Joint capsule edema and thickness at the axillary recess prove useful in predicting stiff shoulder in patients with small to large (< 5 cm) full-thickness rotator cuff tears

Two magnetic resonance imaging (MRI) findings — joint capsule edema and thickness at the axillary recess, specifically — proved useful in predicting stiff shoulder in patients with rotator cuff tears, according to an ahead-of-print article in the May issue of the American Journal of Roentgenology (AJR)

A: Oblique coronal fat-suppressed T2-weighted MR image shows normal hypointense joint capsule at axillary recess (arrow). Note full-thickness tear of supraspinatus tendon (arrowheads) B: Oblique sagittal proton density MR image shows preserved subcoracoid fat triangle (asterisk). Image courtesy of the American Journal of Roentgenology (AJR)


February 20, 2020 — Two magnetic resonance imaging (MRI) findings — joint capsule edema and thickness at the axillary recess, specifically — proved useful in predicting stiff shoulder in patients with rotator cuff tears, according to an ahead-of-print article in the May issue of the American Journal of Roentgenology (AJR).

Studying 106 patients with small to large (< 5 cm) full-thickness rotator cuff tears, in addition to joint capsule edema and thickness in the axillary recess, Yoon Yi Kim of Korea's Veterans Health Service Medical Center assessed obliteration of the subcoracoid fat triangle, fatty degeneration of the torn rotator cuff muscle, and degree of retraction.
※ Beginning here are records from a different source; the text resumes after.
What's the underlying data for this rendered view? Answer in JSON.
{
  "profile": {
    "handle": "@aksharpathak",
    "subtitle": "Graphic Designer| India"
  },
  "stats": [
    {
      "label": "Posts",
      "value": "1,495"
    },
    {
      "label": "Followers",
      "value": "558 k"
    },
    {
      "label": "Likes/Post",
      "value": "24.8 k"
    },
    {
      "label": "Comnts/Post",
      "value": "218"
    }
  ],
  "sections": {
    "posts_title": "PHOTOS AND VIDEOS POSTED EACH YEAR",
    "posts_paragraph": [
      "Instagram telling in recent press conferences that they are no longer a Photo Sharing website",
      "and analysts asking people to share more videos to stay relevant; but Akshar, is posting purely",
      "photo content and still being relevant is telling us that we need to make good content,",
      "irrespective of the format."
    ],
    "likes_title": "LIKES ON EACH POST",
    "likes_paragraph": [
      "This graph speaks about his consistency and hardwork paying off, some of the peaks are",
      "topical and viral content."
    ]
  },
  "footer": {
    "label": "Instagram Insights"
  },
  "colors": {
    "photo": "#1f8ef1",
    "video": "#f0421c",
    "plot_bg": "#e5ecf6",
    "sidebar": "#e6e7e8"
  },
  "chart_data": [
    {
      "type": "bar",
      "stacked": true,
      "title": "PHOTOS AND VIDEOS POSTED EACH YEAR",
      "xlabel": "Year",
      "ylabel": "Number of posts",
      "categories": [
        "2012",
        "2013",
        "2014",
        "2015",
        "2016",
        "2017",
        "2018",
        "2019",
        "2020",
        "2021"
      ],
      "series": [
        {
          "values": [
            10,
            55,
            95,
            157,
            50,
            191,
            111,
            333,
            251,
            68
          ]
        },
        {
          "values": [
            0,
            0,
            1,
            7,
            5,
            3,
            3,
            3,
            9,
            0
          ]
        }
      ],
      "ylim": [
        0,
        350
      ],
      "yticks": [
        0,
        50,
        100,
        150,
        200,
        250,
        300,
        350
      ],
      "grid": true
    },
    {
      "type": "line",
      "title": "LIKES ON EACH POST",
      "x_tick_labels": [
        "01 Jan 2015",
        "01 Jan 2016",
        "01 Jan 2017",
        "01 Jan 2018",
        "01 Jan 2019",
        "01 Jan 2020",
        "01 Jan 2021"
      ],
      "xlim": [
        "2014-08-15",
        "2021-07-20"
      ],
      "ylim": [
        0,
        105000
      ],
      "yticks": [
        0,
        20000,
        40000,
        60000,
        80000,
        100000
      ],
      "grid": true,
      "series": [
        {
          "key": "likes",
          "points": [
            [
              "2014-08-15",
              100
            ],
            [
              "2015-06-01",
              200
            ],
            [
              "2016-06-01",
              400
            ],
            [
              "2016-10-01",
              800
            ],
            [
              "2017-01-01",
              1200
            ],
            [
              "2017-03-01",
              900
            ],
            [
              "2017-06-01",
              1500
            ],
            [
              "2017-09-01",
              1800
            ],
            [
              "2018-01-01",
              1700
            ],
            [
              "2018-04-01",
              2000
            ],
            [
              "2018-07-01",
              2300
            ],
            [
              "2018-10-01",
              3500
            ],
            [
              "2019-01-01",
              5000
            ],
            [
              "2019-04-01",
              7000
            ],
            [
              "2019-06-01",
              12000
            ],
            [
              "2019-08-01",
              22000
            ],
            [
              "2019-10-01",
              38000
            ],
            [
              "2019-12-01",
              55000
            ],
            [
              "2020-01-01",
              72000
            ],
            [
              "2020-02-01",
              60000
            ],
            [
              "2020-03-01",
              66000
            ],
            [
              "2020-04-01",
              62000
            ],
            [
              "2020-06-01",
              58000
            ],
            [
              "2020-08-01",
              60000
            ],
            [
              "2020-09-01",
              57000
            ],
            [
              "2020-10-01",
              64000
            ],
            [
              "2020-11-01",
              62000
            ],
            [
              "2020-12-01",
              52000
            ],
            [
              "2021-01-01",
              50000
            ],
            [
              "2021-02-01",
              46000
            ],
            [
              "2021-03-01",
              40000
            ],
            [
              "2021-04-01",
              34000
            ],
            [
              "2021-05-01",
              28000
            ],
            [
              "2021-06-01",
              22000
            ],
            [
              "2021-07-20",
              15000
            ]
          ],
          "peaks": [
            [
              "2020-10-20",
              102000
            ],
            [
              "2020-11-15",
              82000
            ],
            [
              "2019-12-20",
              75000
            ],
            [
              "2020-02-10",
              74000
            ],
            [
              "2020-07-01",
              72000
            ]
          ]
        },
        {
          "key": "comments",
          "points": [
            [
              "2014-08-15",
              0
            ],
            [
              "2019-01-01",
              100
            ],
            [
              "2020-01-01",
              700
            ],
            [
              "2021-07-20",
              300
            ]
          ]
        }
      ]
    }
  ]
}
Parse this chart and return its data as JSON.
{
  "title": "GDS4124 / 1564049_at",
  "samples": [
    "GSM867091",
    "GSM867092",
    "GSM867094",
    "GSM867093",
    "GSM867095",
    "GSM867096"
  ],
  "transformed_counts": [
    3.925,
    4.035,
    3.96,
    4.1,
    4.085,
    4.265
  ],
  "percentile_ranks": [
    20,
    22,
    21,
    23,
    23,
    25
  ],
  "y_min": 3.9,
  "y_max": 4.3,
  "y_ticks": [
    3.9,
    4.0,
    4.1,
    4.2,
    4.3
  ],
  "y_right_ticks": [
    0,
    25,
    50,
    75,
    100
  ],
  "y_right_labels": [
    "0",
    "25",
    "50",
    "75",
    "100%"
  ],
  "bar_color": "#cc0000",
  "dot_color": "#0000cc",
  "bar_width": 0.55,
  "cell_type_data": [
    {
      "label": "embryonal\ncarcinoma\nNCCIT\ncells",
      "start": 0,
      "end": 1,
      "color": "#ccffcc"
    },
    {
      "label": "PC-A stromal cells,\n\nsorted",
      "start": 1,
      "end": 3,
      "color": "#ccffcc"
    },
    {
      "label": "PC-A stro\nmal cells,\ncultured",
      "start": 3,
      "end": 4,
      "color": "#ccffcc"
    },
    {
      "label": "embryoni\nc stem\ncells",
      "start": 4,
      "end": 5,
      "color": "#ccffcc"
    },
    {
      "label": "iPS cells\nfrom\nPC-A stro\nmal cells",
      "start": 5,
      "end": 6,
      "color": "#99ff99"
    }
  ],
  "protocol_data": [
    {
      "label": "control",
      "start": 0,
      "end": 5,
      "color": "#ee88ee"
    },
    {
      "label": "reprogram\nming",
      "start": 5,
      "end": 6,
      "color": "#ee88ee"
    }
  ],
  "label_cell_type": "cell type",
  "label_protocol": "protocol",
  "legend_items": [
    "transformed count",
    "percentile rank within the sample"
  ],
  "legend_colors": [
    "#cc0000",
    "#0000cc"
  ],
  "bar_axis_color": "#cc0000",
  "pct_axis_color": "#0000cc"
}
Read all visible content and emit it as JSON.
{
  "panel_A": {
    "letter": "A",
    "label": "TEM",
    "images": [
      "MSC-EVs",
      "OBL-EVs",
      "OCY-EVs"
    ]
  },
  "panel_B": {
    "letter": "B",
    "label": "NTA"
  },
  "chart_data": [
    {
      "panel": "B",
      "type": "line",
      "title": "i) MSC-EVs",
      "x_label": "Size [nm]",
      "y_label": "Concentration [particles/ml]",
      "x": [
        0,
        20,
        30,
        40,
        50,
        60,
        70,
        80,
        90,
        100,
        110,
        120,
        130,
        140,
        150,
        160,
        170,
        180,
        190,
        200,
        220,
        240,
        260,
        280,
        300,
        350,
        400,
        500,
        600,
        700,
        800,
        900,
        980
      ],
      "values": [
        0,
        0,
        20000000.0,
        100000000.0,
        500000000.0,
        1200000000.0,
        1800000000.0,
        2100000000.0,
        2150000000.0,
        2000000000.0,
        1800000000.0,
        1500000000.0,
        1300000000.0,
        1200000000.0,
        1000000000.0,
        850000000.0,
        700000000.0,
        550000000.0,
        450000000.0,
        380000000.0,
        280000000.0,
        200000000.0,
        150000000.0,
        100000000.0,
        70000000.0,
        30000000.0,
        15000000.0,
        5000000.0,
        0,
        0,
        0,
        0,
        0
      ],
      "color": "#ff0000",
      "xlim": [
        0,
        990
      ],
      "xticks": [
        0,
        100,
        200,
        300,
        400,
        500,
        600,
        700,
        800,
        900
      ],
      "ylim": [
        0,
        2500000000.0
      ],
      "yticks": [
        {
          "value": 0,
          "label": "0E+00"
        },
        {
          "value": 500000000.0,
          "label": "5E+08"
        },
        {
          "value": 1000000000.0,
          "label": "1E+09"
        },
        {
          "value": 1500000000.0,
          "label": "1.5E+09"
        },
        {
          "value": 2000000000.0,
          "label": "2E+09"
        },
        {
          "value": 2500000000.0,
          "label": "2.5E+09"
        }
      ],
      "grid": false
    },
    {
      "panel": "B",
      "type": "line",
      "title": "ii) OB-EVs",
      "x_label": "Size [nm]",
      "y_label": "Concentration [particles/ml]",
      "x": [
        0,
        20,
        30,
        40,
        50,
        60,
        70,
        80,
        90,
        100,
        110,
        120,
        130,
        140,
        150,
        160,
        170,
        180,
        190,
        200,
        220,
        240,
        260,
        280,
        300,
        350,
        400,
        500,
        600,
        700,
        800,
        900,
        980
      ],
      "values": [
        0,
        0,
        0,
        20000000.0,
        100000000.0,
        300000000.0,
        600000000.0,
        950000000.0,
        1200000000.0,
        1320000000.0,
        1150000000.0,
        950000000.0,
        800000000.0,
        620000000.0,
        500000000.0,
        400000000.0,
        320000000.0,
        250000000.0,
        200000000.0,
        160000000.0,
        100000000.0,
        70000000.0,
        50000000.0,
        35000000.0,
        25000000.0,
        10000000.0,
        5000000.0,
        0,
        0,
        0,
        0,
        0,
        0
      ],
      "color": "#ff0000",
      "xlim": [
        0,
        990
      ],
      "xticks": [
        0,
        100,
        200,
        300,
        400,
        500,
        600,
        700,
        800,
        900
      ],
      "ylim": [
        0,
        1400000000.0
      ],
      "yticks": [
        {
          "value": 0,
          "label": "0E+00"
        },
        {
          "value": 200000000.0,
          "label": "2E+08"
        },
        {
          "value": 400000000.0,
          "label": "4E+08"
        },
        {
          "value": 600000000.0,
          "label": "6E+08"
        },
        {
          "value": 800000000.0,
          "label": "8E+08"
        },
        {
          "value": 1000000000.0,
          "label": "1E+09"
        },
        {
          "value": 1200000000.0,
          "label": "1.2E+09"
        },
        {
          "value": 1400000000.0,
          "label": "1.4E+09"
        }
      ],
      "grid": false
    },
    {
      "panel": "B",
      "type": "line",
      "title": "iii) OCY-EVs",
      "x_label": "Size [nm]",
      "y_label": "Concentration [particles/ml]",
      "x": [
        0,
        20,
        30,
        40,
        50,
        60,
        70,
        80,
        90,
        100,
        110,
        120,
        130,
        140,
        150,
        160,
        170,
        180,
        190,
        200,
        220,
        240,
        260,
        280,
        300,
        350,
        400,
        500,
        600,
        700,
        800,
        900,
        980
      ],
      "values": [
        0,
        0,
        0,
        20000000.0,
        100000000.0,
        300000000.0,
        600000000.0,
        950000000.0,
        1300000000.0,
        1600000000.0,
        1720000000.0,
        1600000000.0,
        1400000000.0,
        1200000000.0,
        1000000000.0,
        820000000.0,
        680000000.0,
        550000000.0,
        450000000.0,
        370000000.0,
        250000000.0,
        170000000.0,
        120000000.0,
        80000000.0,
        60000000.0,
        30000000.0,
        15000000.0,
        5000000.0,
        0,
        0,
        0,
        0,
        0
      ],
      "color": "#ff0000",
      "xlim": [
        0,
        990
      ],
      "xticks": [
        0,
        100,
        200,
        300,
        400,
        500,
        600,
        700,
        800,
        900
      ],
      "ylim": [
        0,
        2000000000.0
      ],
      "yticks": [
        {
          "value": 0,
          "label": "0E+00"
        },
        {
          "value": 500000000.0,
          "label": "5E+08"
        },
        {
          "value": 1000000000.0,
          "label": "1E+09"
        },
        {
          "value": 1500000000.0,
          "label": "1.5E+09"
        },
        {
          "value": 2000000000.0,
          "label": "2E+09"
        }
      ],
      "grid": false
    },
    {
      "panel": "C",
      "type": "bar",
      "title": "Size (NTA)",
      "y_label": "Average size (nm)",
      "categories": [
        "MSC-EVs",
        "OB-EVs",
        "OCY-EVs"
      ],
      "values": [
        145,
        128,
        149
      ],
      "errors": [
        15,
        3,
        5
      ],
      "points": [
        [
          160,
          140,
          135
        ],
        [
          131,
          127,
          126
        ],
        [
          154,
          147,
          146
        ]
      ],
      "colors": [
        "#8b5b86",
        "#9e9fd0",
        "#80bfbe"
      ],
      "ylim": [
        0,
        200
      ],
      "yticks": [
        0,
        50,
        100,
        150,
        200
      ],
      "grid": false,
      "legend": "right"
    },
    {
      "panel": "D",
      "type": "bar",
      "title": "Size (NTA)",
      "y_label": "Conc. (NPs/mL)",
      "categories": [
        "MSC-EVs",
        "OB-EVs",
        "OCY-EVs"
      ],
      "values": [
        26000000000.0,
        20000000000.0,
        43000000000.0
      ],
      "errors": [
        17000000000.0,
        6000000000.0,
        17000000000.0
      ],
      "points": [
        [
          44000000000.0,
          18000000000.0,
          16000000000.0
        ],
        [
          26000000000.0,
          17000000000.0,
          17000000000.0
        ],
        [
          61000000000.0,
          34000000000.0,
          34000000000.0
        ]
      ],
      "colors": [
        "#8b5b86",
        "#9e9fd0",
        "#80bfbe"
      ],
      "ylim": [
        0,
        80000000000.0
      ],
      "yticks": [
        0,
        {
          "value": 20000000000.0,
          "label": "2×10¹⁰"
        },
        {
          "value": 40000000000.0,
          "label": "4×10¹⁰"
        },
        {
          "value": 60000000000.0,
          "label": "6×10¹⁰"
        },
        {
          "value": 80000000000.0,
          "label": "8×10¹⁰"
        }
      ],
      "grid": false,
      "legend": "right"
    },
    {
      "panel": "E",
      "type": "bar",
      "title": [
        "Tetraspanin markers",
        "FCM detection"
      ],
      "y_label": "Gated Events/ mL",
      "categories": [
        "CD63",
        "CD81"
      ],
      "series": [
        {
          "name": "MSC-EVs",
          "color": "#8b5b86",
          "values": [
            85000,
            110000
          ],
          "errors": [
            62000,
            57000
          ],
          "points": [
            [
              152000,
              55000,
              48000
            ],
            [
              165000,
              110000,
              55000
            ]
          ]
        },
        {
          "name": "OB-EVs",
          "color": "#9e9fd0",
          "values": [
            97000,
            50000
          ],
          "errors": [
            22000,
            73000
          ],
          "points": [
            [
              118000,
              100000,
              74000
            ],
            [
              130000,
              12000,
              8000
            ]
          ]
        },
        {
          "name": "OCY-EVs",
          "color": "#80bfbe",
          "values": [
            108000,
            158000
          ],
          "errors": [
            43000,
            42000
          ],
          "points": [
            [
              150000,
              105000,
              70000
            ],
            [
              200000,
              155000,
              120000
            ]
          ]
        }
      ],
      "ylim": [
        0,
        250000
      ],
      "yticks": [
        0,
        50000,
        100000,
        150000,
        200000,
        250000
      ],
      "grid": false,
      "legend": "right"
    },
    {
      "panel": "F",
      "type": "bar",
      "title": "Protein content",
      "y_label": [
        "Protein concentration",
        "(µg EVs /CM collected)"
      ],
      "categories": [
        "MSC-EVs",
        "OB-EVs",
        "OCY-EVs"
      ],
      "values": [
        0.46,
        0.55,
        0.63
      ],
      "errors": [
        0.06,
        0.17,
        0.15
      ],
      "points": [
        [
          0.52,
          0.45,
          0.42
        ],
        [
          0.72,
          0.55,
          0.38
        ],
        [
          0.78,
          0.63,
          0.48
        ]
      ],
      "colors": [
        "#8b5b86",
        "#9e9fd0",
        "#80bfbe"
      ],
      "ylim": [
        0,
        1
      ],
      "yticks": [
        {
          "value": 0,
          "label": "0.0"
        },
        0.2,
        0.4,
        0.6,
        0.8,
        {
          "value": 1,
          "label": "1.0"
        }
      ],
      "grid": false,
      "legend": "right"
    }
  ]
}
Tear size and location were determined by MRI findings and operative report, while associations between MRI findings and preoperative passive range of motion (ROM) were evaluated with simple and multiple linear regression analyses and proportional odds logistic regression analysis.

As Kim and colleagues wrote: "There was a significant, negative linear correlation between limited ROM at forward elevation and thickness of the joint capsule in the glenoid portion of the axillary recess (p = 0.018), external rotation and joint capsule edema in the humeral portion of the axillary recess (p = 0.011), and internal rotation and joint capsule edema in the glenoid portion of the axillary recess (p = 0.007)."

Fatty degeneration (p = 0.003) was an independent predictor of limited ROM on internal rotation. Meanwhile, male sex (p = 0.041) and posterosuperior rotator cuff tear (p = 0.030) were independent predictors of shoulder ROM on external rotation.

"This study is important," Kim et al. noted, "because it is the first to highlight joint capsule abnormality on MRI as a factor associated with stiff shoulder in patients with full-thickness rotator cuff tears."